Raport Amnesty International
Przypomnijmy, Amnesty International w dokumencie „Raport Polska: Demonstracje w obronie praw człowieka” udokumentowała przypadki stosowania wobec protestujących inwigilacji, nękania i ścigania sądowego w celu rozpraszania i zapobiegania organizowaniu masowych protestów. Jak przypomina Amnesty International, w lipcu 2017 roku, tysiące osób wzięło udział w zorganizowanych w ponad 50 miastach Polski demonstracjach przeciwko „rządowym projektom ustaw, które zagrażały niezależności sądownictwa”. Organizacja zaznacza, że w odpowiedzi władze zastosowały wobec demonstrantów „szeroki zakres środków utrudniających uczestnictwo w protestach i naruszających prawo do wolności słowa oraz zgromadzeń”. Przypomniano, że siły porządkowe wzniosły metalowe ogrodzenie oddzielające manifestantów od budynków sejmowych, przez co wypchnięto ich poza zasięg wzroku i słuchu parlamentarzystów. „Setki policjantów patrolowały codziennie okolice Sejmu, stosując różne techniki fizycznego uniemożliwiania zgromadzonym udziału w protestach: otaczanie, przetrzymywanie lub stłaczanie grup demonstrantów (tzw. „kocioł”), odgradzanie dostępu do ulic kordonem policyjnym, czy też werbalne lub fizyczne pogróżki i zastraszanie” – pisze Amnesty International.

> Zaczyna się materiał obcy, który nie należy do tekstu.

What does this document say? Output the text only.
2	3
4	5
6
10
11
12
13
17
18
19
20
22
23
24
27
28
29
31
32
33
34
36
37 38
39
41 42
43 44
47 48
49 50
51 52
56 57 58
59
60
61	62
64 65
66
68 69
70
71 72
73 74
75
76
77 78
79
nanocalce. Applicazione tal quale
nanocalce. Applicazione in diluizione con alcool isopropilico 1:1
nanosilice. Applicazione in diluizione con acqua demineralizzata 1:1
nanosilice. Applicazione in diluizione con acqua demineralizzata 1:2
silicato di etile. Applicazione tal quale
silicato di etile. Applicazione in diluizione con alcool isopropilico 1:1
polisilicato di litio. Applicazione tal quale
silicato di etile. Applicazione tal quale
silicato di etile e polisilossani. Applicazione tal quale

Przypomniano, że w grudniu 2016 roku Parlament przyjął restrykcyjną nowelizację ustawy Prawo o zgromadzeniach, która nadaje priorytet „zgromadzeniom organizowanym cyklicznie”, czyli demonstracjom organizowanym przez te same podmioty w tym samym miejscu kilka razy w roku. „Oprócz fizycznego utrudniania protestów, władze poddają ich uczestników intensywnemu monitoringowi i inwigilacji, w tym śledzeniu i nachodzeniu w domu. Wielu manifestantom postawiono zarzuty i skierowano ich sprawy do sądu” – czytamy w raporcie Amnesty International.